El avance de las negociaciones en el Senado para aprobar la polémica ley Bases y el paquete de reformas fiscales se ha visto seriamente comprometido por la falta de una estrategia unificada por parte del oficialismo.

Una semana más se ha perdido en discusiones estériles, mientras la oposición dialoguista denuncia no recibir respuestas concretas a sus planteos de modificaciones. «Estuvimos muy desordenados», admitieron desde las filas libertarias.

La intromisión de la Casa Rosada ha sido una constante, socavando incluso el rol de negociadora de la vicepresidenta Victoria Villarruel. «Un día te llama uno, después aparece otro funcionario, se mete la Rosada y deja de lado a los propios legisladores. Se convierte todo en una gran mermelada», lamentó un asesor experimentado.

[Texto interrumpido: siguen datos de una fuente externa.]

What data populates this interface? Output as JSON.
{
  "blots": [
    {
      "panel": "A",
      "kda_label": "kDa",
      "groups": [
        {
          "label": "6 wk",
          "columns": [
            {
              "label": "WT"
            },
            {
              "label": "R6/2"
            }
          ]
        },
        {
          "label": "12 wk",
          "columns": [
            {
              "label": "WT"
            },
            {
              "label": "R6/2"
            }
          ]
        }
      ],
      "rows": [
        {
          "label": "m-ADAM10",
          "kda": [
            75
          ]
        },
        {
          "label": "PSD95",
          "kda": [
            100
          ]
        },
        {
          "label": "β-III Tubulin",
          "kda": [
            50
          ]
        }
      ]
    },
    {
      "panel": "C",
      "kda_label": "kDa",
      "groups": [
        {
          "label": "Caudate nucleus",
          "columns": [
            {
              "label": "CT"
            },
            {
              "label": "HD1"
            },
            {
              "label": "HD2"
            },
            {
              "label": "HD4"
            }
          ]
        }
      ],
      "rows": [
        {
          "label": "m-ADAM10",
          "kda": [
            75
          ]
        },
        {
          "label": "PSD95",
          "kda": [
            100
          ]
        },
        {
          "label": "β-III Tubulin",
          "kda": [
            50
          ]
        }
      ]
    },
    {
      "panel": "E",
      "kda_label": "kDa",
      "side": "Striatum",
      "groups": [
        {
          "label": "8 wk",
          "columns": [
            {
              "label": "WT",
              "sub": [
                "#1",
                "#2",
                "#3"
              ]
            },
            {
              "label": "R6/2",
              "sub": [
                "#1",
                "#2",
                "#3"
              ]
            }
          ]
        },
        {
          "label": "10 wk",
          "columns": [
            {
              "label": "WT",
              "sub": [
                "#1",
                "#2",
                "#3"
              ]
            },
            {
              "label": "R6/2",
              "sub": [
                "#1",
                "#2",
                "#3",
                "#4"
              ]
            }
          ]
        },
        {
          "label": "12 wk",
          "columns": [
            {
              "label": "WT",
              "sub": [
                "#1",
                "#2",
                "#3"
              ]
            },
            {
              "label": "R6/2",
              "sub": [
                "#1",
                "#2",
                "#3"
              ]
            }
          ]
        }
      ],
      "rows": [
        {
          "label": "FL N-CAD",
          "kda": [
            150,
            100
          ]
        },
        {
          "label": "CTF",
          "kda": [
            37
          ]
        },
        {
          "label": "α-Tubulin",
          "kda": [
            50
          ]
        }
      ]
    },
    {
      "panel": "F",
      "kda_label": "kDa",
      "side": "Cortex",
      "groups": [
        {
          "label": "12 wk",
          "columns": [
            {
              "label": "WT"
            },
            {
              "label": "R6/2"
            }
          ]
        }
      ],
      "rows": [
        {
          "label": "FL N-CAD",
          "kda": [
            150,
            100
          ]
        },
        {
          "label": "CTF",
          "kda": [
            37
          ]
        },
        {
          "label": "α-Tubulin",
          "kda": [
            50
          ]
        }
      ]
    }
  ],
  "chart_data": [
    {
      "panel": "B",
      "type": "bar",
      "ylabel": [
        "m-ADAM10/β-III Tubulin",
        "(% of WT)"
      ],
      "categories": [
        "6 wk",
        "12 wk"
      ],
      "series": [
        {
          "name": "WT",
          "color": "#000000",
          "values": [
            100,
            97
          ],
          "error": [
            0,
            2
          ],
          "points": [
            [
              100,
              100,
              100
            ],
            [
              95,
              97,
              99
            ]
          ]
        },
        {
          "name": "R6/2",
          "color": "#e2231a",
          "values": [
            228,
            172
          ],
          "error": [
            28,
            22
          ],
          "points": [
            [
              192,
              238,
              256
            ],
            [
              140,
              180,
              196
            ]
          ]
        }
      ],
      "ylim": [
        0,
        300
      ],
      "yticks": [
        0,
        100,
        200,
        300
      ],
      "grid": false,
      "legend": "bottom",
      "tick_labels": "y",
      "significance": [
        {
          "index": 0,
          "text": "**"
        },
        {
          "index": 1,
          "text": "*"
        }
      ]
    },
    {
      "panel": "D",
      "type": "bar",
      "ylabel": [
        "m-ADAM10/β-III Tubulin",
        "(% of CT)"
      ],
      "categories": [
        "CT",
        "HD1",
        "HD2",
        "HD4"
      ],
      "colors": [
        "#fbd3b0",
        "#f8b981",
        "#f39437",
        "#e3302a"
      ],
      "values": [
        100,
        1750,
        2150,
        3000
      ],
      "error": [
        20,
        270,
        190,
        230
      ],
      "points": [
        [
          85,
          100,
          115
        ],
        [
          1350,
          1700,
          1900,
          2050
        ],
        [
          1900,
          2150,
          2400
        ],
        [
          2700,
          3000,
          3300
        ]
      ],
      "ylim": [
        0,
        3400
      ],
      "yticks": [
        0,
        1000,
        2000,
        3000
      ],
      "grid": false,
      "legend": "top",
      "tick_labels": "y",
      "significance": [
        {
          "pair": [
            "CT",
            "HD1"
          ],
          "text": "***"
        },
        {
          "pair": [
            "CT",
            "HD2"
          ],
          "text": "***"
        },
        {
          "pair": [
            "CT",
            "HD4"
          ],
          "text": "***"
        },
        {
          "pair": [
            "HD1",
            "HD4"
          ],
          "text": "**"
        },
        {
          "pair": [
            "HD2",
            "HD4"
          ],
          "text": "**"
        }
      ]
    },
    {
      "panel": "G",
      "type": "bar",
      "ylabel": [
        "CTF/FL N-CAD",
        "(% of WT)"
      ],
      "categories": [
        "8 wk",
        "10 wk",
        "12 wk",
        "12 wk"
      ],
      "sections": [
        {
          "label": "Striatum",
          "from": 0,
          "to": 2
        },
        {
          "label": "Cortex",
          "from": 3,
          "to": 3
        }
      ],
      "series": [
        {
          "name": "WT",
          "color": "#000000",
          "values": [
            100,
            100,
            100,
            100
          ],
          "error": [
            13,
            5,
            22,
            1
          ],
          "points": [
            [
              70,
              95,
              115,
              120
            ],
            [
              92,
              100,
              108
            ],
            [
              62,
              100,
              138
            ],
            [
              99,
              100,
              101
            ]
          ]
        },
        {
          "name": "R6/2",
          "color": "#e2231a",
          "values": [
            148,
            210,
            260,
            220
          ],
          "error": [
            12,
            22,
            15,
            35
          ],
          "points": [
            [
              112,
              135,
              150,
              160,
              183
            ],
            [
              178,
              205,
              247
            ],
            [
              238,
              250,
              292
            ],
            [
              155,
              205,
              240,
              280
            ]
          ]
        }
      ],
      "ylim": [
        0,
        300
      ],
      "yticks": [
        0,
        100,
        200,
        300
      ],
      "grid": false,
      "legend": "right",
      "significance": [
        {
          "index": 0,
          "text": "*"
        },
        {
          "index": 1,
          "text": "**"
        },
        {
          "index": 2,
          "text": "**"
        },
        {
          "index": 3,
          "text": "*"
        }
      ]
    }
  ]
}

La falta de una voz autorizada para cerrar acuerdos ha exasperado a los dialoguistas, que este miércoles hicieron públicas sus demandas al no ver reflejados cambios de fondo en los borradores oficiales. Desde la quita de la cuota sindical hasta frenar una posible privatización de Aerolíneas, emergieron reclamos que van mucho más allá de ajustes menores.

Incluso desde las filas oficialistas resuenan voces disonantes, como el riojano Pagotto, que cuestionó el «lenguaje impreciso» de los proyectos. Una muestra más del desorden gubernamental que pone en jaque el tratamiento de unas iniciativas clave para la agenda económica.